The wine was originally sold in tiny quantities by the monastery itself, claiming many medicinal and health benefits with the slogan "Four small glasses a day, for great health and lively blood" (no one ever dared add "a glossy coat" to this motto!) Eventually, the recipe was changed for the wine to appeal to a wider customer base, resulting in increased sales.
Recently, "Old Dog" has attained a surprising level of popularity within bohemian and working-class communities in certain parts of The Spinward Marches.
In several areas of the Marches it is known as "Startown Table Wine" (A reference to the ubiquity of the drink throughout the various slums of the Marches Startowns where the drink is so common that it can even be found "on tap" in some of the worst bars and gambling dens).
Its iconic stature within the rough, criminal underclass is impossible to over-emphasize and groups of lowlifes can frequently be seen drinking it out of the bottle at all times of the day and night in starports, parks and other public places.
Old Dog and its surrounding culture is so notorious that if is even referred to in popular culture and song (see "Got my dog" by Terran rock band "Deadhead", and the jazz fusion bongo epic of "Dogtime" by experimental Aramisian quartet "Imperial Air".)
Aside from "Old Dog", other nicknames include "The Hair of the Dog", "Barker Ale", "Clawvine" and "Rocket Fuel" (taken from the notorious incident when Captain Brett Klaag (RIP), a swashbuckling freetrader and notorious drunk attempted to fuel his Beowulf (Nelson’s Pride) with a salvaged crate of Temporal Tonic Wine resulting in the predictably disastrous deaths of himself, his crew and over a dozen starport workers as the ship crashed immediately following takeoff).
Attempts to Control
There have been many calls over the years for the drink to be restricted or withheld from general sale from both local law enforcement agencies, community welfare groups, and the local Imperial nobility. Many highlight Temporal Tonic Wine as being particularly responsible for disorderly behaviour, crime and general social deprivation.

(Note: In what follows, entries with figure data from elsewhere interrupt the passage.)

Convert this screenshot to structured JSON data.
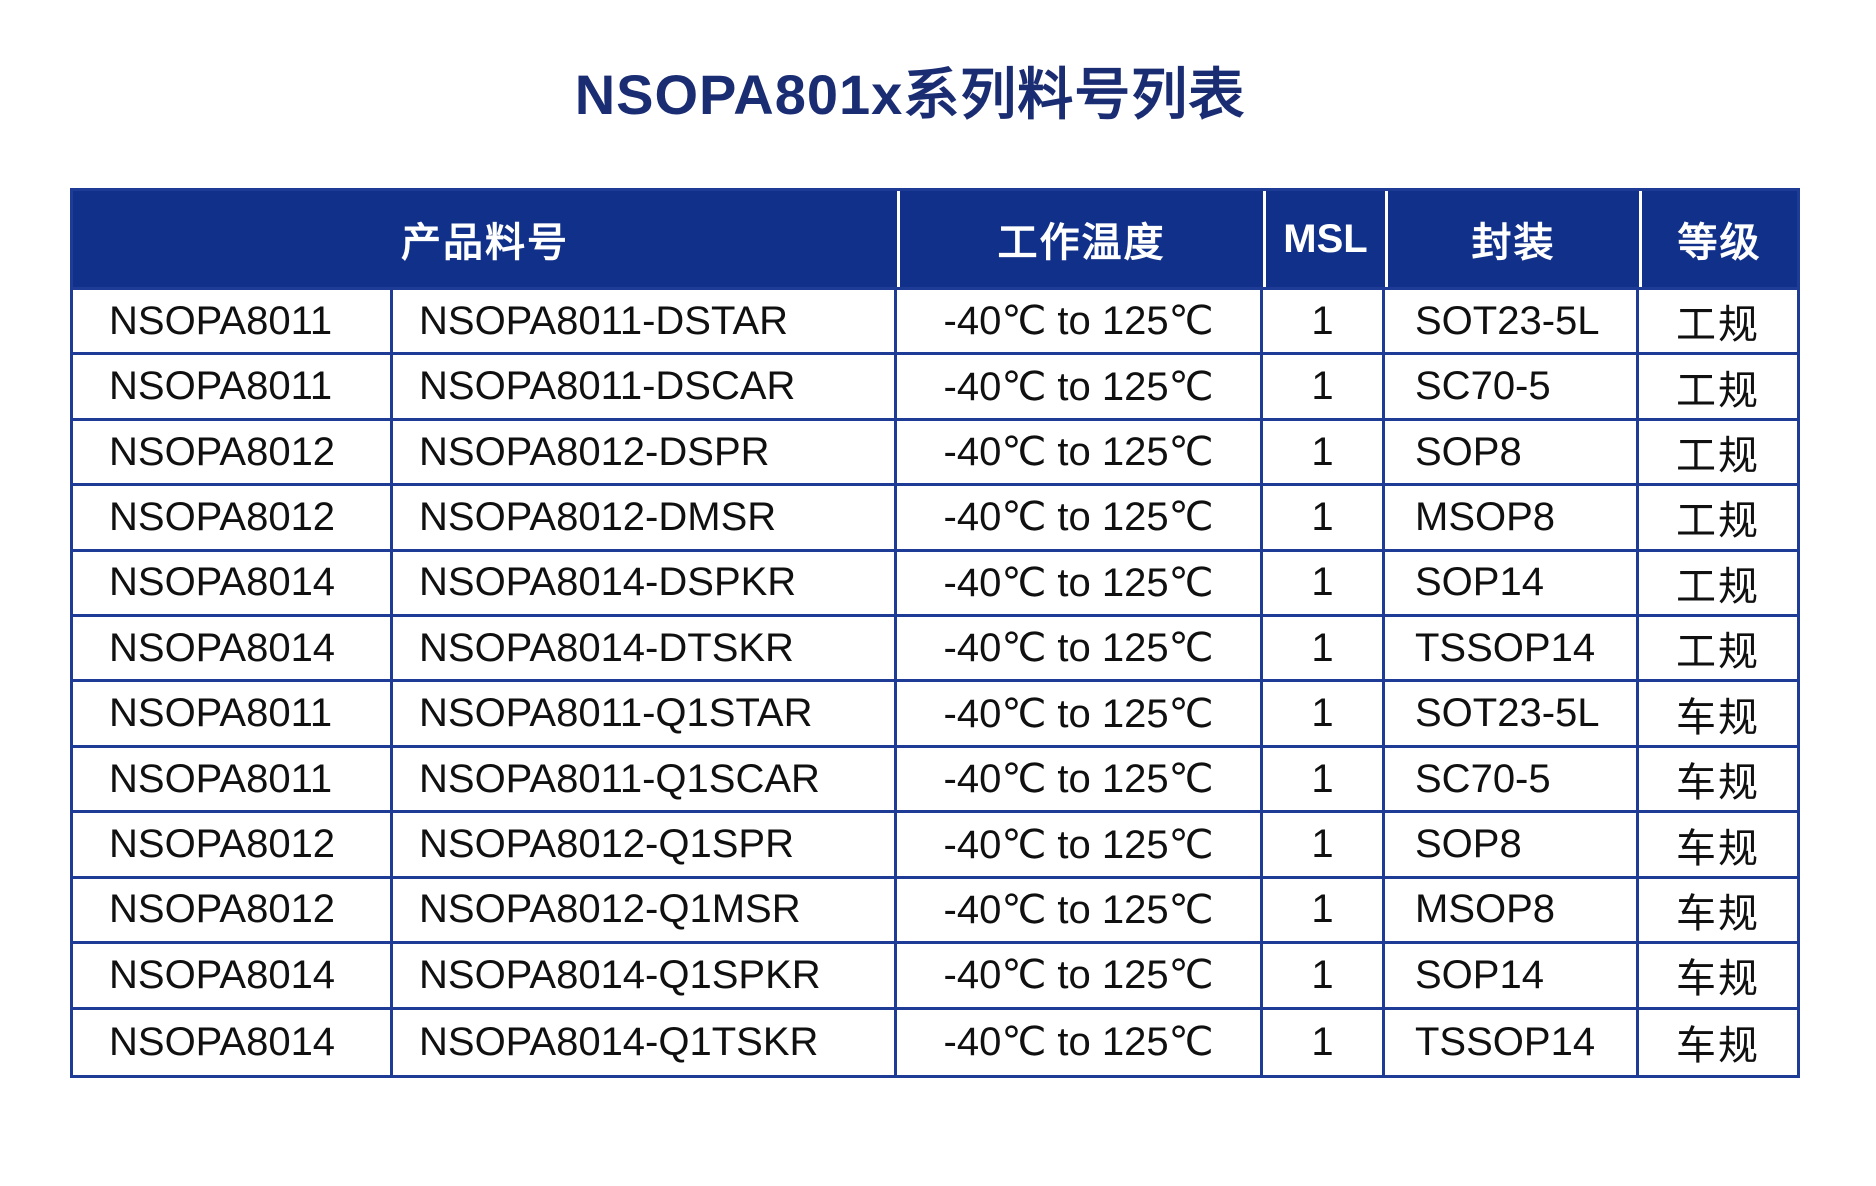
{
  "title": "NSOPA801x系列料号列表",
  "colors": {
    "header_bg": "#113089",
    "grid_border": "#1E3C96",
    "title_text": "#1B2D72",
    "header_text": "#ffffff",
    "body_text": "#101010"
  },
  "table": {
    "headers": {
      "product": "产品料号",
      "temp": "工作温度",
      "msl": "MSL",
      "package": "封装",
      "grade": "等级"
    },
    "rows": [
      {
        "series": "NSOPA8011",
        "part": "NSOPA8011-DSTAR",
        "temp": "-40℃ to 125℃",
        "msl": "1",
        "package": "SOT23-5L",
        "grade": "工规"
      },
      {
        "series": "NSOPA8011",
        "part": "NSOPA8011-DSCAR",
        "temp": "-40℃ to 125℃",
        "msl": "1",
        "package": "SC70-5",
        "grade": "工规"
      },
      {
        "series": "NSOPA8012",
        "part": "NSOPA8012-DSPR",
        "temp": "-40℃ to 125℃",
        "msl": "1",
        "package": "SOP8",
        "grade": "工规"
      },
      {
        "series": "NSOPA8012",
        "part": "NSOPA8012-DMSR",
        "temp": "-40℃ to 125℃",
        "msl": "1",
        "package": "MSOP8",
        "grade": "工规"
      },
      {
        "series": "NSOPA8014",
        "part": "NSOPA8014-DSPKR",
        "temp": "-40℃ to 125℃",
        "msl": "1",
        "package": "SOP14",
        "grade": "工规"
      },
      {
        "series": "NSOPA8014",
        "part": "NSOPA8014-DTSKR",
        "temp": "-40℃ to 125℃",
        "msl": "1",
        "package": "TSSOP14",
        "grade": "工规"
      },
      {
        "series": "NSOPA8011",
        "part": "NSOPA8011-Q1STAR",
        "temp": "-40℃ to 125℃",
        "msl": "1",
        "package": "SOT23-5L",
        "grade": "车规"
      },
      {
        "series": "NSOPA8011",
        "part": "NSOPA8011-Q1SCAR",
        "temp": "-40℃ to 125℃",
        "msl": "1",
        "package": "SC70-5",
        "grade": "车规"
      },
      {
        "series": "NSOPA8012",
        "part": "NSOPA8012-Q1SPR",
        "temp": "-40℃ to 125℃",
        "msl": "1",
        "package": "SOP8",
        "grade": "车规"
      },
      {
        "series": "NSOPA8012",
        "part": "NSOPA8012-Q1MSR",
        "temp": "-40℃ to 125℃",
        "msl": "1",
        "package": "MSOP8",
        "grade": "车规"
      },
      {
        "series": "NSOPA8014",
        "part": "NSOPA8014-Q1SPKR",
        "temp": "-40℃ to 125℃",
        "msl": "1",
        "package": "SOP14",
        "grade": "车规"
      },
      {
        "series": "NSOPA8014",
        "part": "NSOPA8014-Q1TSKR",
        "temp": "-40℃ to 125℃",
        "msl": "1",
        "package": "TSSOP14",
        "grade": "车规"
      }
    ]
  }
}
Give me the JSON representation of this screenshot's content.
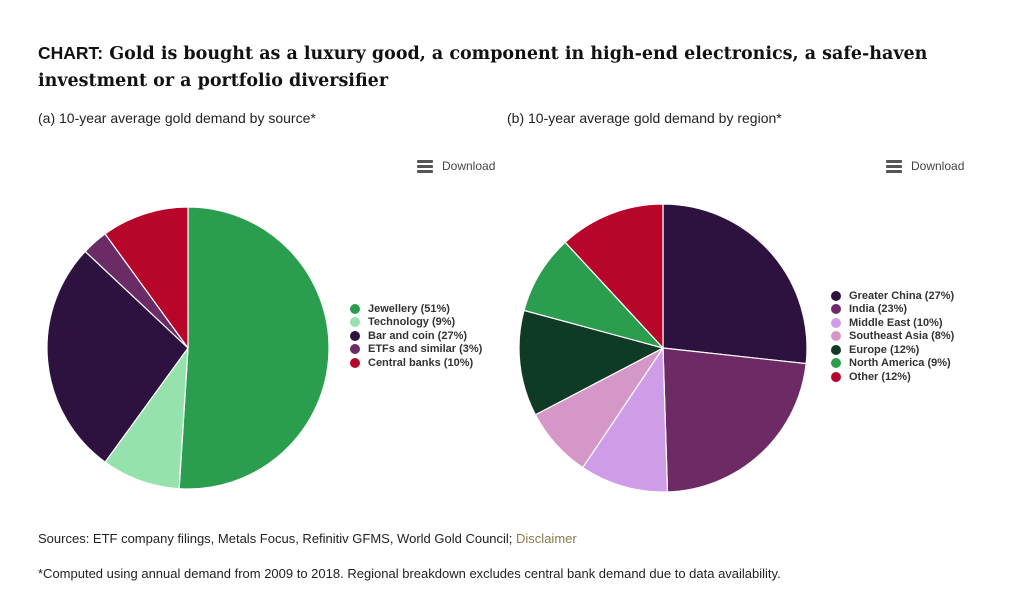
{
  "header": {
    "tag": "CHART:",
    "title": "Gold is bought as a luxury good, a component in high-end electronics, a safe-haven investment or a portfolio diversifier"
  },
  "download_label": "Download",
  "chart_data": [
    {
      "type": "pie",
      "title": "(a) 10-year average gold demand by source*",
      "slices": [
        {
          "label": "Jewellery",
          "value": 51,
          "legend": "Jewellery (51%)",
          "color": "#2a9e4e"
        },
        {
          "label": "Technology",
          "value": 9,
          "legend": "Technology (9%)",
          "color": "#95e2ad"
        },
        {
          "label": "Bar and coin",
          "value": 27,
          "legend": "Bar and coin (27%)",
          "color": "#2d1240"
        },
        {
          "label": "ETFs and similar",
          "value": 3,
          "legend": "ETFs and similar (3%)",
          "color": "#6b2c66"
        },
        {
          "label": "Central banks",
          "value": 10,
          "legend": "Central banks (10%)",
          "color": "#b8062b"
        }
      ]
    },
    {
      "type": "pie",
      "title": "(b) 10-year average gold demand by region*",
      "slices": [
        {
          "label": "Greater China",
          "value": 27,
          "legend": "Greater China (27%)",
          "color": "#2d1240"
        },
        {
          "label": "India",
          "value": 23,
          "legend": "India (23%)",
          "color": "#6e2a64"
        },
        {
          "label": "Middle East",
          "value": 10,
          "legend": "Middle East (10%)",
          "color": "#cf9de8"
        },
        {
          "label": "Southeast Asia",
          "value": 8,
          "legend": "Southeast Asia (8%)",
          "color": "#d597c8"
        },
        {
          "label": "Europe",
          "value": 12,
          "legend": "Europe (12%)",
          "color": "#0f3a26"
        },
        {
          "label": "North America",
          "value": 9,
          "legend": "North America (9%)",
          "color": "#2a9e4e"
        },
        {
          "label": "Other",
          "value": 12,
          "legend": "Other (12%)",
          "color": "#b8062b"
        }
      ]
    }
  ],
  "footer": {
    "sources_prefix": "Sources: ETF company filings, Metals Focus, Refinitiv GFMS, World Gold Council; ",
    "disclaimer_link": "Disclaimer",
    "footnote": "*Computed using annual demand from 2009 to 2018. Regional breakdown excludes central bank demand due to data availability."
  }
}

Magnus Berkstrom, former chairman of local Regina Startown community group "Neighbourhood Action" even called for the drink to be banned outright. He faced an immediate and virulent demonstration by armed locals chanting “Save our Dog”. A violent confrontation was only avoided when a local unit of the Imperial Army Reserve was diverted to the scene with full riot gear. As a direct result of this affair, Mr Berkstom received correspondence from legal teams acting on behalf of the monks of Ghoerrughz. He was subsequently ruined and is rumoured to have fallen into alcoholism himself. A further consequence of Mr Berkstroms’ activities was that sales of Old Dog increased substantially as a direct result of his comments.
A further attack was made by Jonas Du’Pree, the Regina Medical School’s spokeperson. In a public announcement he described Temporal Tonic Wine as "A completely irresponsible drink in its own right and a huge influence on anti-social and reprehensible behaviour”. The monks of Ghoerrughz returned fire by accusing Du’Pree of exhibiting "Despicable manners" and an "utter and complete lack of good judgement".
Ultimately the Emperor Strephon himself entered the debate stating that “While, clearly Temporal Tonic Wine, as this Old Dog is referred to amongst the lower orders, is particularly attractive to the worst elements of our fine society and has, in fact, become somewhat of a badge of pride amongst them, we cannot allow ourselves to deny the availability of this drink to those upstanding members of our Imperium who do desire to enjoy this drink responsibly and those who seek to generate income from its distribution and sale.”
Ultimately all efforts to ban or restrict Temporal Tonic Wine have been completely ineffectual as the revenue gained from the importation of the drink is such that the Imperium is loath to restrict its trade.
The Vargr of Ghoerrughz and their distribution partners continue to strenuously deny that their product is in any way harmful, stating that it is both legally and responsibly enjoyed by the vast majority of purchasers.
Additionally, they also hasten to point out that such areas identified with its acute misuse have been both socially and economically deprived for many, many years, and that Temporal Tonic Wine represents less than three percent of the total alcohol sales in these areas.